The goals / steps of this project are the following:

  • Use the simulator to collect data of good driving behavior
  • Build, a convolution neural network in Keras that predicts steering angles from images
  • Train and validate the model with a training and validation set
  • Test that the model successfully drives around track one without leaving the road
  • Summarize the results with a written report

Please see the rubric points for this project.

Getting started

The project includes the following files:

  • model.py containing the script to create and train the model
  • drive.py for driving the car in autonomous mode
  • model.h5 containing a trained convolution neural network
  • this README.md, this article and image_transformation_pipeline.ipynb for explanation.
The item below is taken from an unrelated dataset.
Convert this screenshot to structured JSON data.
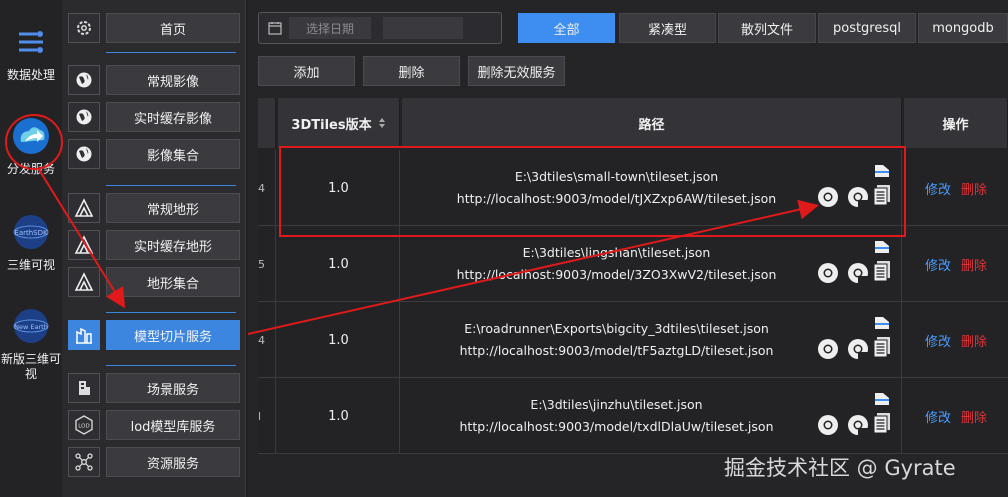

Additionally you need to download and unpack the Udacity self-driving car simulator (Version 1 was used). To run the code start the simulator in autonomous mode, open another shell and type

python drive.py model.h5

To train the model, first make a directory ./data/mydata, drive the car in training mode around the track and save the data to this directory. The model is then trained by typing

python model.py

The rest of this README.md provides details about the model used.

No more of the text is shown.